Tiba di rumah, langsung asyik dengan belanjaan. Biasanya beliau lebih merekomendasikan beli lauk, daripada repot-repot masak. Kali ini malah beli bahan mentah dan sibuk masak sendiri. Jadi penasaran, mau masak apa sih?
Ternyata ekspektasiku ketinggian, si bapak cuma mengupas bawang lalu mengirisnya dalam dua piring kecil. Lalu meletakkan masing-masing piring di kamar kami dan kamar anak.
"Hoaks itu, Bi," tegurku.
Pasti beliau baca pesan yang  beredar di berbagai WAG tentang bawang merah mampu menyerap virus, termasuk Covid-19.
"Iya sudah tahu. Tapi kan Mamak sering urut anak-anak pakai bawang merah. Mungkin ado benernyo," katanya.
Ya sudah, aku teruskan mengetik artikel. Tapi hanya mampu bertahan sebentar, kepalaku langsung pusing. Perut pun mual bukan main. Apa lagi kalau bukan efek bawang?

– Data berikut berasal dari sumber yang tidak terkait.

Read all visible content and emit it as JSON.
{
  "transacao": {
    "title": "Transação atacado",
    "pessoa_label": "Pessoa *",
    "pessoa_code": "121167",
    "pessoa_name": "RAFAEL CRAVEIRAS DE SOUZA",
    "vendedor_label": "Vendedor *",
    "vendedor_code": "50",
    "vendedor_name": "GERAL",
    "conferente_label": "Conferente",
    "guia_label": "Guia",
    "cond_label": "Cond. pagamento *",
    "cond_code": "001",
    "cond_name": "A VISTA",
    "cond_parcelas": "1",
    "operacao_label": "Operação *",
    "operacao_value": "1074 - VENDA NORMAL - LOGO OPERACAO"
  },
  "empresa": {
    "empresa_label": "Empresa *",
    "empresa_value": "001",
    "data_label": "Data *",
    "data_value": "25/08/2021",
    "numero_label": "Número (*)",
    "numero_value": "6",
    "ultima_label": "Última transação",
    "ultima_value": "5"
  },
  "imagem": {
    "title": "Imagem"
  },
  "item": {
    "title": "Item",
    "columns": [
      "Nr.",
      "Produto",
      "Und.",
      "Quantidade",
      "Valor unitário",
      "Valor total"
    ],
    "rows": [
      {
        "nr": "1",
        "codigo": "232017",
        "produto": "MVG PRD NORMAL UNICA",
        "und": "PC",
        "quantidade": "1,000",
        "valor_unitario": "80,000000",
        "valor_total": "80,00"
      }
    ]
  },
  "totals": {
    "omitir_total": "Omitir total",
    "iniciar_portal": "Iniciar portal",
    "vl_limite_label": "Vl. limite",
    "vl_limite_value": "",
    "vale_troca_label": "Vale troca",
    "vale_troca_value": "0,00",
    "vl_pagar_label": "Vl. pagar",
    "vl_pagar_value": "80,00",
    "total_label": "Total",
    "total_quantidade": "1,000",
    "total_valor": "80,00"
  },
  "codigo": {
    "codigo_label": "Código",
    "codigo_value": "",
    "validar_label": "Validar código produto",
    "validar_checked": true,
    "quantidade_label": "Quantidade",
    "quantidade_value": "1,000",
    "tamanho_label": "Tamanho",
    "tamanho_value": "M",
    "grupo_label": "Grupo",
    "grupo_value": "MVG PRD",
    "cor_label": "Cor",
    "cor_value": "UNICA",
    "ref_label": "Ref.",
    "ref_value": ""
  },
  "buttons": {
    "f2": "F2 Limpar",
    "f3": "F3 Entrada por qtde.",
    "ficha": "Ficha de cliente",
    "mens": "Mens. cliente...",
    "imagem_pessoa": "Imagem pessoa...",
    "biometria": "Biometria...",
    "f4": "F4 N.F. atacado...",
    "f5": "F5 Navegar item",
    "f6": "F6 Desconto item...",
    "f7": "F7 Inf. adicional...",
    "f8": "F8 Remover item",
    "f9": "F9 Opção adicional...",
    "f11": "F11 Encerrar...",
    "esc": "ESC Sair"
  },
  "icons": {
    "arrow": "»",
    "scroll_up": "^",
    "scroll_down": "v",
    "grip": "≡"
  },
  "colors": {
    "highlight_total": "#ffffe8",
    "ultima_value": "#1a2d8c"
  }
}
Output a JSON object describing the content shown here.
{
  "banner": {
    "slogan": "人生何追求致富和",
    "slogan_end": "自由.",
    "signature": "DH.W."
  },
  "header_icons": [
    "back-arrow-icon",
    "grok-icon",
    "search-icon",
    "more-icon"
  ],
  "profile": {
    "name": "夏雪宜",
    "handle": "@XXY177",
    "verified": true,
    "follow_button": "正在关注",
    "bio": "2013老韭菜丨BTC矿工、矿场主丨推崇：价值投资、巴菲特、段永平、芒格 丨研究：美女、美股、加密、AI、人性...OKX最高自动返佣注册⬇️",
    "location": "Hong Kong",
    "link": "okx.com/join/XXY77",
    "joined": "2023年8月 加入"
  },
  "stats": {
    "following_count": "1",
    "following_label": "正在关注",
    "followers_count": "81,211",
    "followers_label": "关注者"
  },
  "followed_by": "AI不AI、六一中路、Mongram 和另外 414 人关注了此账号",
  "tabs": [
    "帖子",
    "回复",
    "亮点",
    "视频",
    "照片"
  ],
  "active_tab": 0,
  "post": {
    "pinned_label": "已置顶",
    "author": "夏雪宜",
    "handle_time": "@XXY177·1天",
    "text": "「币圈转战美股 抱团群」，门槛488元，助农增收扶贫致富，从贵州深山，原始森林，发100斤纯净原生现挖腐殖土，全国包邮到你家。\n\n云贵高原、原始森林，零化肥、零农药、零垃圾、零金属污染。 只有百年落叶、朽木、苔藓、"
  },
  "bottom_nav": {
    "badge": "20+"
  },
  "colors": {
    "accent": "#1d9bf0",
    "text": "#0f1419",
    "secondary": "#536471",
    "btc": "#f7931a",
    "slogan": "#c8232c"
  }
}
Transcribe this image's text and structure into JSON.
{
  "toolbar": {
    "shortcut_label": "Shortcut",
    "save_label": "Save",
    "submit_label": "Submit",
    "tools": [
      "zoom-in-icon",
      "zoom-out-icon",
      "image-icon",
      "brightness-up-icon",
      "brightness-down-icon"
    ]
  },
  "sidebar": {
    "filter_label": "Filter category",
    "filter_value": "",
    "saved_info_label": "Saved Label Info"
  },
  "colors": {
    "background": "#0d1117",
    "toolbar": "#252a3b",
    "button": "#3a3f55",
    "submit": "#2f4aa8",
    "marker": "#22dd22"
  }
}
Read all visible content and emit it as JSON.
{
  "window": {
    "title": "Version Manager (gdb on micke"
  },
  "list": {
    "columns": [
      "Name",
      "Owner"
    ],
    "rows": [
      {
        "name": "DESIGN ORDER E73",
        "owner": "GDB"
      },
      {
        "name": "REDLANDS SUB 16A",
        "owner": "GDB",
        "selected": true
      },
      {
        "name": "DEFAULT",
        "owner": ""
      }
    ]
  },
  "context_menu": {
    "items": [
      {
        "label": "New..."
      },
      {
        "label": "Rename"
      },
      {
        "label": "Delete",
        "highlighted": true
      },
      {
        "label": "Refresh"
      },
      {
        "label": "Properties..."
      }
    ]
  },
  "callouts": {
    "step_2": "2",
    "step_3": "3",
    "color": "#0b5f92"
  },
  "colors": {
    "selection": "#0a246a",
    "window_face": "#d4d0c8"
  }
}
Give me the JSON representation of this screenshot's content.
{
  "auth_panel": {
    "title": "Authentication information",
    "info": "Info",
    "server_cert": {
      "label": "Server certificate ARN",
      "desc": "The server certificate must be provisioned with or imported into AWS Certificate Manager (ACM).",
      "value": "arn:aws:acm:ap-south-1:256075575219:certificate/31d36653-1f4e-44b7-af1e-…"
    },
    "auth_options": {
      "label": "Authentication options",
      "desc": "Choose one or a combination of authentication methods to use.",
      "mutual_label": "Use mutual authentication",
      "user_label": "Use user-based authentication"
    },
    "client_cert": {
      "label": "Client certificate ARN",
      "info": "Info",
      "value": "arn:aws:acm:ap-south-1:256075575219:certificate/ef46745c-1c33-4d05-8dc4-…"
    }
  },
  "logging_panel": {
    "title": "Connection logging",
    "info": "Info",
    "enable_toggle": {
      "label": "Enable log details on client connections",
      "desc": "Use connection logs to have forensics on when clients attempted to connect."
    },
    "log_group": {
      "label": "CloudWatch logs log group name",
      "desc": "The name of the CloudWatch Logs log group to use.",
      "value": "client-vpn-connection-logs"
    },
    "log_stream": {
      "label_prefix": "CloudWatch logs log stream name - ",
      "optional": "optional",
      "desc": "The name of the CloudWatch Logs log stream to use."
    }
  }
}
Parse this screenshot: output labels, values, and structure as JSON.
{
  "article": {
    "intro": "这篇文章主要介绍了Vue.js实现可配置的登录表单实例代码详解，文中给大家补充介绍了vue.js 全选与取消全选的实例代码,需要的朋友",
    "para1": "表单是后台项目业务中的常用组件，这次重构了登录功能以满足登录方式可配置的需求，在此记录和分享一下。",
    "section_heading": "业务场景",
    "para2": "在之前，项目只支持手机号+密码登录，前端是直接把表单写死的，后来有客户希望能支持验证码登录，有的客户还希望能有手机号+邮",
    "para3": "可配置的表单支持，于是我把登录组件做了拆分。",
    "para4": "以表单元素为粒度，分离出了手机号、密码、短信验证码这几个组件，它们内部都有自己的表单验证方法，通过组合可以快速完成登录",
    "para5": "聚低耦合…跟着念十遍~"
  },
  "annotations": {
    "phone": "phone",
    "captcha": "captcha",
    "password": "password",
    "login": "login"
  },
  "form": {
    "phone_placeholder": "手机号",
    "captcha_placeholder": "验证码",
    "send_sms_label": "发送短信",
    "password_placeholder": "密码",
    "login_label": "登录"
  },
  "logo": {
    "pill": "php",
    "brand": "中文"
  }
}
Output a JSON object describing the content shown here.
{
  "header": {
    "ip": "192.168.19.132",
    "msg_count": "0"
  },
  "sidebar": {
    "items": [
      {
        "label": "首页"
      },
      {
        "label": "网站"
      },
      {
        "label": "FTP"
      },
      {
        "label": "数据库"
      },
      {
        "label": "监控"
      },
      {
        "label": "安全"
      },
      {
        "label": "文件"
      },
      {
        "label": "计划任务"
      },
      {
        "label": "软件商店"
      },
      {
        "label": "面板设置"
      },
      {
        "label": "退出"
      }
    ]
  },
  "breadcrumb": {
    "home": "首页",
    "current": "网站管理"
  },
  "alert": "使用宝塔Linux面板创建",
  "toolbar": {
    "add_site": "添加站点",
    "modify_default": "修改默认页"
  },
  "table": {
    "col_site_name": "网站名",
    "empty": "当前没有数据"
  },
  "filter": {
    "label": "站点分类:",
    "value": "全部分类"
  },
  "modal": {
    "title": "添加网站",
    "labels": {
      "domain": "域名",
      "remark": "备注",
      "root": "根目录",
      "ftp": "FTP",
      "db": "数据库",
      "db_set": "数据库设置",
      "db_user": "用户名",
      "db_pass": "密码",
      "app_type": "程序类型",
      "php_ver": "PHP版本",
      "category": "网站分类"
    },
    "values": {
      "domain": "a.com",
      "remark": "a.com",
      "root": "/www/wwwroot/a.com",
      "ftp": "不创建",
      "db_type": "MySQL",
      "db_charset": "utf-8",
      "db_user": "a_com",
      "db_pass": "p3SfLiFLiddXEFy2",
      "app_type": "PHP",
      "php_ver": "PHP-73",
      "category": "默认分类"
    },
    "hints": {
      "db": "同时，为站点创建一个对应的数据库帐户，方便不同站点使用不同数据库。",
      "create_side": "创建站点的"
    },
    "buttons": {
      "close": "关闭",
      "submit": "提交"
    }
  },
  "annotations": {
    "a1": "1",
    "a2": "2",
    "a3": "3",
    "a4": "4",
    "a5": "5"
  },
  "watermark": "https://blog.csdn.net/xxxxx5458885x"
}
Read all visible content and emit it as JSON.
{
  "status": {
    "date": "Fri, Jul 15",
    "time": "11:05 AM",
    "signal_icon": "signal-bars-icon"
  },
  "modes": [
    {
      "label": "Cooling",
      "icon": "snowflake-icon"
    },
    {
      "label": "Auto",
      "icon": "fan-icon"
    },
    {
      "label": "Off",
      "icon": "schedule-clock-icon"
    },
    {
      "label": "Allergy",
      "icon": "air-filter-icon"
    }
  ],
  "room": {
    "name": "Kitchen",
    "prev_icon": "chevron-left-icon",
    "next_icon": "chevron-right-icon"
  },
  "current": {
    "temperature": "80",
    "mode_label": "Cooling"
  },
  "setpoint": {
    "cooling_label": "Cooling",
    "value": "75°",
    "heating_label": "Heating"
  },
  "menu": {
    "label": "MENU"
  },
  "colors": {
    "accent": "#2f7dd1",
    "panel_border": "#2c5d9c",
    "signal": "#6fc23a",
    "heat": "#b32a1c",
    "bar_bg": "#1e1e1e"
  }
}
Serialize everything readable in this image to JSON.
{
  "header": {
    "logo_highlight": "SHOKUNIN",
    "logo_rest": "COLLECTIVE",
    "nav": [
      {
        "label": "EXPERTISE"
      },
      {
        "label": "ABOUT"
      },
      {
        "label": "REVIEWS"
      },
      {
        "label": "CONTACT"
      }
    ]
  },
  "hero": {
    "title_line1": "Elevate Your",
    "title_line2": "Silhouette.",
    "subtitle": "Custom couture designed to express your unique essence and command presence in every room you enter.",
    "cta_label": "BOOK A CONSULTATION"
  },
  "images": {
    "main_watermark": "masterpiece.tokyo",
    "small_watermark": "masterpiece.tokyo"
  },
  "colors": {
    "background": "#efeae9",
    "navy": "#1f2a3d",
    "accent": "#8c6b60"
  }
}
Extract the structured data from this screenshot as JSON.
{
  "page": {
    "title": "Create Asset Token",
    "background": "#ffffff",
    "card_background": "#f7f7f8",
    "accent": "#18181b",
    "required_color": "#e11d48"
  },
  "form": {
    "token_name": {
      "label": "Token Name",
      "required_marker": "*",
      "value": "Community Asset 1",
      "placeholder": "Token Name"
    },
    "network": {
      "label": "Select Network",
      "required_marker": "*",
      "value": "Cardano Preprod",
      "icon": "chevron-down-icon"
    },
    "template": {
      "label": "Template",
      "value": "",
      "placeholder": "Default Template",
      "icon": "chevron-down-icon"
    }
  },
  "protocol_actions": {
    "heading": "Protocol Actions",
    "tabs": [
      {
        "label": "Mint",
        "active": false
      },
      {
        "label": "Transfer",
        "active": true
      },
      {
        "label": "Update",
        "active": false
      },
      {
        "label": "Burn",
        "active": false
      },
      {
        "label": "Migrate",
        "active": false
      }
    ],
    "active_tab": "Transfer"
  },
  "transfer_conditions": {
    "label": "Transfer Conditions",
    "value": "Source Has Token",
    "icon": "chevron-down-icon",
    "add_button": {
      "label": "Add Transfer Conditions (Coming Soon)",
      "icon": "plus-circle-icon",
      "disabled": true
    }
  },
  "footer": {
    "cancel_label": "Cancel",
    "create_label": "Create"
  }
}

Jadi teringat waktu hamil dulu, setiap aroma yang tercium di masa mabuk trimester awal (walaupun saat itu aromanya kusukai) akan jadi aroma yang kubenci saat ini. Karena memori di kepalaku langsung mengulang masa mabuk itu.
Ada kubahas sedikit di blog pribadi, efek aroma yang tertangkap indra penciuman pada otak seseorang.
Ternyata aroma irisan bawang tak hanya menggangguku. Anak-anak juga kabur dari kamar mereka, bahkan lebih dulu sebelum aku ngomel-ngomel sambil memindahkan sepiring bawang itu ke luar kamar.
Lama kami di luar, sambil aku terus sendawa (entah ini efek positif atau sebaliknya). Sampai kemudian suami membawa pergi piring-piring bawang tadi entah ke mana.